The pool of papers considered by the committee will be the papers submitted to the division for the annual conference in a given year and subsequently evaluated as outstanding or “best paper” candidates by the reviewer or review coordinator involved in the normal division review process. Self-recommendations or nominations are not permitted. The selection process is based solely on the quality of the written paper and not the presentation.

The Division Chair (or their appointee) will present the award at the division business meeting at the ASEE Annual Conference. The award will consist of a certificate.

[4] There shall be a Division representative to serve as a judge in the Best-Paper-selection process for the PIC (Professional Interest Council) to which MULTI belongs. The Division representative shall be the Vice-Chair of the Division or an appointee designated by the Division Chair. The Division representative may not have papers being considered for this PIC Best-Paper Award.

[5] Any officer of the Division may appoint special committees to assist in conducting the affairs of the Division.

[J] Meetings and Activities

An annual business meeting of the division shall be held during the annual conference of the Society. Those members present at the meeting shall constitute a quorum.

Special meetings of the Executive Committee may be called by the Chair as needed. Three (3) members of the Executive Committee shall constitute a quorum for an Executive Committee meeting.

All meetings of the division are open to all interested persons. Only members of the Division are eligible to vote on division matters and only members of the Executive Committee are eligible to vote on Executive Committee matters.

[K] Publications

The Division shall produce and distribute such publications as the Executive Committee deems appropriate to promote the objectives of the division.

In accordance with the ASEE Constitution, papers and discussions presented at meetings of ASEE and the councils or groups therein shall become the property of ASEE and may be published as ASEE series, miscellaneous or occasional publications if authorized by the Board of Directors or its delegated representative.
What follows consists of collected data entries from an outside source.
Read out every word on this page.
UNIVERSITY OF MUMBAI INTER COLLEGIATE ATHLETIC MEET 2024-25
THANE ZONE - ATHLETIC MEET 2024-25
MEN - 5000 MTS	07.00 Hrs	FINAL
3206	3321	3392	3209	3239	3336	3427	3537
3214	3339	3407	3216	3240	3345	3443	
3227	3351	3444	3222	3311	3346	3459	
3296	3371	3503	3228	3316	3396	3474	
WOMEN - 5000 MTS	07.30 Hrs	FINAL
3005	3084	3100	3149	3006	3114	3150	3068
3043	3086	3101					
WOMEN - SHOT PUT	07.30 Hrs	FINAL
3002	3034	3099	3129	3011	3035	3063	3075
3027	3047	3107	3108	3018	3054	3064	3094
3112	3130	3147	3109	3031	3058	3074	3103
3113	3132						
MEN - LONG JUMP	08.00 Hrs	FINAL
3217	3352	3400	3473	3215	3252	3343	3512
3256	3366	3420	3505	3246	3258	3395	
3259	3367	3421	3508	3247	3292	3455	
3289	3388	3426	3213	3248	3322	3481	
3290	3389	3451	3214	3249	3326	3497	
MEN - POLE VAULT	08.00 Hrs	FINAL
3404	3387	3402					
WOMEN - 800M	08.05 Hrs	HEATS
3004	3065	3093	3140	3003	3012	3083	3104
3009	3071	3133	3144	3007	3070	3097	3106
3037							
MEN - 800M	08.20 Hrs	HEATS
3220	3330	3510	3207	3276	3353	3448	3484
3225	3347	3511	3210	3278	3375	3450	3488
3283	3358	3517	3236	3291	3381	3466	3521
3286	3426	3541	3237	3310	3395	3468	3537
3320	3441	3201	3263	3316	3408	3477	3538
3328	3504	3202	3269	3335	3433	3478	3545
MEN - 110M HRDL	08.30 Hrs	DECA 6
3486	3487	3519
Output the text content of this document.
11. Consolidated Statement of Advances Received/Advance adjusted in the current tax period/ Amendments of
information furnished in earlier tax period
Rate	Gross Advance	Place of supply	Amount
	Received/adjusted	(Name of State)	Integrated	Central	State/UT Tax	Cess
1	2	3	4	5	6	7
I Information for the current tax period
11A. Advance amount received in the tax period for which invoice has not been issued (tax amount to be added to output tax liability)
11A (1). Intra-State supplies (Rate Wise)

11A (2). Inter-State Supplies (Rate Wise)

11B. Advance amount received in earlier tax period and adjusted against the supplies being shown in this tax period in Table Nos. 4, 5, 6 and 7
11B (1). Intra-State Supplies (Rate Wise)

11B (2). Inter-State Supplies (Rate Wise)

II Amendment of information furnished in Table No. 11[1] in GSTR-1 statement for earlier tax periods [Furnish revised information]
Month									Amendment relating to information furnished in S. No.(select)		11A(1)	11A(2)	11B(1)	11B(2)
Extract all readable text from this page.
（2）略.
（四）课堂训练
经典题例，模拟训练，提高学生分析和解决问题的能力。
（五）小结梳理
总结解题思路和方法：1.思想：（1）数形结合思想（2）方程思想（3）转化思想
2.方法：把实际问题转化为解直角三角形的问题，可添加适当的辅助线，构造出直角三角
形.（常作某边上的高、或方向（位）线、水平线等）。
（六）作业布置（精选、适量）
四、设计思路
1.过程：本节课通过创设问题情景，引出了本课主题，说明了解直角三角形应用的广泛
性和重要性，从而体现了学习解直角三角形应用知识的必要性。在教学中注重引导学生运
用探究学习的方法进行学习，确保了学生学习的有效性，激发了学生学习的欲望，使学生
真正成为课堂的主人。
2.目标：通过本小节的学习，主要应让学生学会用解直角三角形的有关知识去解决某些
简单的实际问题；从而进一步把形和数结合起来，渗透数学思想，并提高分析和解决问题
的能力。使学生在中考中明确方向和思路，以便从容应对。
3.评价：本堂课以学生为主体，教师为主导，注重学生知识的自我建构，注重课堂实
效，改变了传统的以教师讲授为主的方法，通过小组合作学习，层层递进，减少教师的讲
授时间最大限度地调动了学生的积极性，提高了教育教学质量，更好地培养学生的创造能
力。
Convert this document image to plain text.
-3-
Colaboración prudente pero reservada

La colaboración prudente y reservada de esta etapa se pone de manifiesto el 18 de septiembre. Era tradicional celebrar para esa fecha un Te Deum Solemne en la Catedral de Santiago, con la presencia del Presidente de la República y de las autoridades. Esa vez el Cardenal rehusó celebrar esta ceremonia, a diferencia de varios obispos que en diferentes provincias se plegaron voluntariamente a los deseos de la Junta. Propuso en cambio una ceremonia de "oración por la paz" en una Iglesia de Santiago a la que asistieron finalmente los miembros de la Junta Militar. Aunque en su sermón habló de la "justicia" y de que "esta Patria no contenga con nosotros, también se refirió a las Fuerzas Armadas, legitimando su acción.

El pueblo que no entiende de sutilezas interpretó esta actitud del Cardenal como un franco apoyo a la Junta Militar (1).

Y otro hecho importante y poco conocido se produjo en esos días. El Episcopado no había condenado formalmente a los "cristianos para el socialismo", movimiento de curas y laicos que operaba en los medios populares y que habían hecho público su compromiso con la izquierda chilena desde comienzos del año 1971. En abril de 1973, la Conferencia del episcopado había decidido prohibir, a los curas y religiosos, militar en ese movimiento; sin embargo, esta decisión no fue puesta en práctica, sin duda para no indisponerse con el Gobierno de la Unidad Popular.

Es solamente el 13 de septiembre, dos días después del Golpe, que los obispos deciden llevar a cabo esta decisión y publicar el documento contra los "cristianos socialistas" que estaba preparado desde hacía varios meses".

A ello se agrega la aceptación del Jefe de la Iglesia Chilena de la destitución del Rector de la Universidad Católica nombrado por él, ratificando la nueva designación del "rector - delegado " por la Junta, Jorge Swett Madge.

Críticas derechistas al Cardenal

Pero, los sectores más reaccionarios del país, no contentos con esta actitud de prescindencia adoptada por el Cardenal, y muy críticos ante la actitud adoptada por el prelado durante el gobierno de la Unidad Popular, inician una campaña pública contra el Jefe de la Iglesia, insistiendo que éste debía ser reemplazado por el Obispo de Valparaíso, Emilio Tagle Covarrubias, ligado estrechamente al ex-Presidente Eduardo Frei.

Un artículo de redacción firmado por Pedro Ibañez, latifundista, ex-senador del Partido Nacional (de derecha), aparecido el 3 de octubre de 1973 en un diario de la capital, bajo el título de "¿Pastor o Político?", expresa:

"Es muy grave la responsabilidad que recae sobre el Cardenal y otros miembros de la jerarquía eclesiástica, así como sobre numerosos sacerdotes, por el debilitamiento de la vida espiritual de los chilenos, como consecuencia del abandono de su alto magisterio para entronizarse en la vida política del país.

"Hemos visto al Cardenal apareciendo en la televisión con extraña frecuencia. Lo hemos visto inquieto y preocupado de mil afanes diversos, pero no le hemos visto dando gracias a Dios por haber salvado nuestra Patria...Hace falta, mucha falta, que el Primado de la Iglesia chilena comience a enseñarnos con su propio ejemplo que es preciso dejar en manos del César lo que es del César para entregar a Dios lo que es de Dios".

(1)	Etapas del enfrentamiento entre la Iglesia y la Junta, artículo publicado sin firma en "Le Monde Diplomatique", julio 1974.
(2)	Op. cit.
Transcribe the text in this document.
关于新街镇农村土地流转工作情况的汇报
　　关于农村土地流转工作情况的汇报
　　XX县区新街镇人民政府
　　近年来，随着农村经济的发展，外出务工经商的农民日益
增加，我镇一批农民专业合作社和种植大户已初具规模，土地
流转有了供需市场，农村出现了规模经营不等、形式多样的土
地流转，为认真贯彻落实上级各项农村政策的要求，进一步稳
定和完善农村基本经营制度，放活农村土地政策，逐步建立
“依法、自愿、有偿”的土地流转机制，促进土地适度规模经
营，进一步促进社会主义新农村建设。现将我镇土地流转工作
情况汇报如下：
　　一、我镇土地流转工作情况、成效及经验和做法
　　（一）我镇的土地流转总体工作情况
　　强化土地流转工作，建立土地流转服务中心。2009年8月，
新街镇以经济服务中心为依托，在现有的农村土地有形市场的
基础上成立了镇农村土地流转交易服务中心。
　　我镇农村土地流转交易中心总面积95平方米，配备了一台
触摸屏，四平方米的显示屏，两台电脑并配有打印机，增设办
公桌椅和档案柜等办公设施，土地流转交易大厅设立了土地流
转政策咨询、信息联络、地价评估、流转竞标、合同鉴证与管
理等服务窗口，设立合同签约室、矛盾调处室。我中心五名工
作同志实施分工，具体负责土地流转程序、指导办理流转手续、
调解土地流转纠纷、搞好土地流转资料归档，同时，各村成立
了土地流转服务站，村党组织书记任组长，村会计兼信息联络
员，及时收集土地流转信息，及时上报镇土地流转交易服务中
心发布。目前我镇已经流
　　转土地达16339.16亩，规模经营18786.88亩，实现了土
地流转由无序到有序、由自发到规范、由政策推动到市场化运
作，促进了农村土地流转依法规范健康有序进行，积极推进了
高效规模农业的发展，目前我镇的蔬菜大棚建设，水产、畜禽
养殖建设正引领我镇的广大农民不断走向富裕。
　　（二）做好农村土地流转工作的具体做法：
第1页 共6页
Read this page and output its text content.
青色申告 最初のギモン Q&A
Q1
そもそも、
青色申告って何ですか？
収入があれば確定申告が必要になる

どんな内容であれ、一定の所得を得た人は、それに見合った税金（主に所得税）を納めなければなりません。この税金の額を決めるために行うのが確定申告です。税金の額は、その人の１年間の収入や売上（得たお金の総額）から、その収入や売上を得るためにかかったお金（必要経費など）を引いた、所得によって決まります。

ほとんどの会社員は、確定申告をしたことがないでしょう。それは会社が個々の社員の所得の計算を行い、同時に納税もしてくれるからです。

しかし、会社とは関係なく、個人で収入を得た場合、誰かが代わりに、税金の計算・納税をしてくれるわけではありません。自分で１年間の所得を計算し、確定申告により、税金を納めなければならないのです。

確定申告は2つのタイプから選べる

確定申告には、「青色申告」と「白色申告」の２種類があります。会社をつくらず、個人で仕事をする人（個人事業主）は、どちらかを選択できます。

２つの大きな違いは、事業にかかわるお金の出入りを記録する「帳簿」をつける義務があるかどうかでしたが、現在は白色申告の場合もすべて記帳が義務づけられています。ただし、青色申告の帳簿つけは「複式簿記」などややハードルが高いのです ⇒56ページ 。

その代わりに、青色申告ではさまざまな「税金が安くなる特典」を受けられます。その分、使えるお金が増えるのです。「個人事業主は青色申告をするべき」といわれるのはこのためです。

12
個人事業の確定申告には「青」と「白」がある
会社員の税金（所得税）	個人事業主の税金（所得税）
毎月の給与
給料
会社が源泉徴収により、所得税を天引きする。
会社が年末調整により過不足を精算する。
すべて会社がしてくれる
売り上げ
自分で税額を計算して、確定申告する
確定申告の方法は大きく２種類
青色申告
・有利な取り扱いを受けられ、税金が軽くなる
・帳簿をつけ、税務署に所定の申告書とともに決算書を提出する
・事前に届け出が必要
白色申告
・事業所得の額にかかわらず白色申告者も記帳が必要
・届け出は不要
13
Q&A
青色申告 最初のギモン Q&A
The ASEE Board of Directors, through its delegated representative, may grant permission to publish such papers and discussions elsewhere on condition that ASEE receive proper credit or may waive any property right ASEE may have in the paper or discussion. Papers not accepted for publication shall be returned to the authors and shall no longer be considered the property of the Society.

[L] Amendments to By-laws

[1] These By-laws may be amended by a two-thirds affirmative vote of those members voting at the Annual Business Meeting of the Division.

[2] Proposed amendments shall be circulated to the membership of the Division at least thirty (30) days before the Annual Business Meeting at which adoption is desired, unless it is unanimously agreed at the Annual Business Meeting to introduce an amendment at that same meeting.

[3] These By-laws may also be amended by two-thirds affirmative vote of the members of the Division obtained by electronic ballot. Ballots shall be approved by the Executive Committee, which shall supervise the voting process and certify all results. Only those ballots received within thirty (30) days of the mailing-out date shall be counted.

[4] Amendments may be submitted by a majority vote of the Executive Committee of the Division or by a petition to the Executive Committee signed by not less than ten (10) members of the Division.

[5] Amendments approved by the division membership shall be submitted through the cognizant PIC Chair for approval by majority vote of the ASEE Board of Directors and shall take effect only upon such approval.

[M] Other Provisions

[1] Any action by the Division shall be invalid if it is in conflict with the Constitution or By-laws of the ASEE or of the Professional Interest Council (PIC) to which the Division belongs.

[2] The rules contained in Robert’s Rules of Order (latest edition) shall govern the Division in all cases to which they are applicable, and in which they are consistent with the Constitution and By-laws of the ASEE and the By-laws of the Division. In all cases the Constitution and By-laws of the Society shall govern.